There is one thing about Pieter Malan that 'everybody' who knows him is aware of - because he's told them repeatedly. In 2008, in what was Virat Kohli's biggest match in his life till then, he sliced Malan's slower one to point in the Under-19 World Cup final, and was out caught for 19.
India would still go on to beat South Africa by 12 runs in a rain-affected match, but Malan had a memory to cherish.
"I started my spell and he (Kohli) hit me over cover for a six," he remembers. "Then I took a bit of pace off and he got out at point, it was really a good catch. Now I tell everybody that I got him out. Everybody who knows me knows that I got him out. (laughs)
"We played him a couple of months before the World Cup, they had come to South Africa as part of their preparation before the World Cup. We could see [how good he was] even back then, specially the way he played against spin, I have never seen anyone play spin the way he did. He hit bowlers effortlessly, wherever he wanted to. I don't think we could have known how good he was going to become, but you could see that there was definitely something [special] there."
It might make for an even better after-dinner story than the fact that Malan is the eldest of three brothers who are all first-class players in South Africa, but have never played in the same side. Pieter will be 29 in a fortnight, Andre is 27 and the 22-year-old Janneman is the 'most talented' of the lot.
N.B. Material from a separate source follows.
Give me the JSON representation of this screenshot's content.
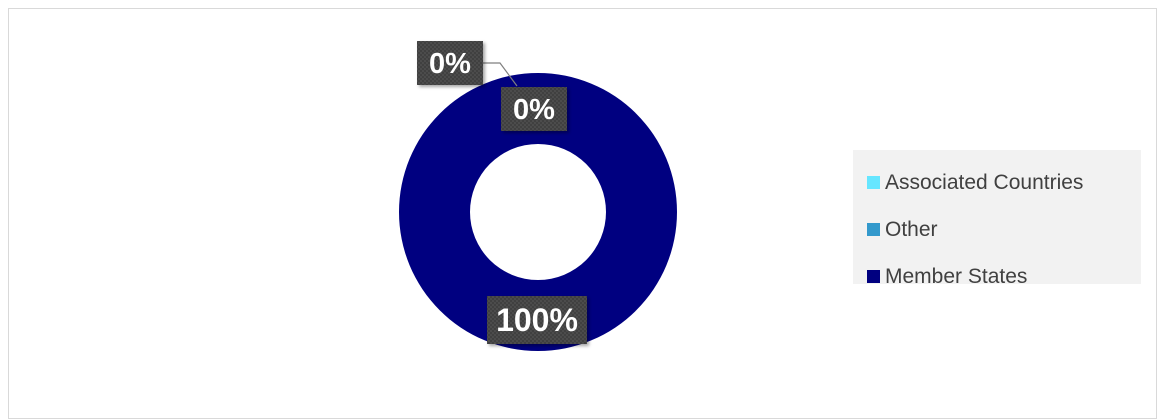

Back in 2008, Pieter was among the rising talents in the Under-19 side that had the likes of Wayne Parnell, Rilee Rossouw, JJ Smuts and Reeza Hendricks among future internationals. In a tri-nation one-day series before the Under-19 World Cup, Malan had hit 71 and 57 against India. Things went a bit pear-shaped thereafter, and Malan's expected rise never materialised. He was in a self-admittedly "dark place", but didn't give up on cricket. And though a national call-up is still distant, Malan has racked up 128 first-class games, to go with 84 List A appearances and 33 T20s.
Two consecutive seasons with more than 1,000 first-class runs have given Malan a spot in the South Africa A side that is touring India, and he began with 51 against the Board President's XI on Monday, sharing in an opening stand of 161 in Bangalore.
"After that World Cup, things came little bit easy for me. I sorted of expected it to just continue that way," Malan says. "But cricket tends to teach you some hard lessons if you take it too easy. I had to learn those lessons, work through it and become a better player than if that hadn't happened.
"It's taken hard work but I feel it's been worth it to get on this tour. Batting will never be a job for me, I love batting. It was dark times because you see that the guys you have played with go through the levels and you don't go through at the same pace, but then everyone is on their own journey. I think once you realise that and try to focus on how good you can become - and not on somebody that you maybe played Under-19 with is now playing for South Africa - once you figure that out, you just put your head down and work and hope that the right things will happen."
Amongst those 'right things' could be the fact that the three Malan brothers will finally all play for the same side. So far, Pieter has played only against Andre and Janneman. "They never got the opportunities in Pretoria, so they went to study in Potchefstroom," explains the oldest brother. "That's when they started playing for NorthWest. But now I've managed to get both of them to Cape Town. Hopefully from this season, we'll all play together. It's tough playing against them. You want them to do well, but you don't want them to beat you. You're not happy that they're out, but you're also not happy that they're beating you.
"I'd say the youngest (Janneman) is the most talented. He just seems to score runs easily. Andre has the talent, but hasn't got the opportunities that myself and the youngest have. But I've been told I'm the worst batsman in the family. My dad never played cricket. He left all the talent for us."
But while Pieter may well be the 'worst' batsman in the family, he can always have the bowling honours over his brothers because of his illustrious scalp a decade back. He hasn't bowled much, or met Kohli since, but if he does, he knows what he'll say. "If I had a chance I will definitely remind him of the dismissal," he smiles. "But he won't probably remember."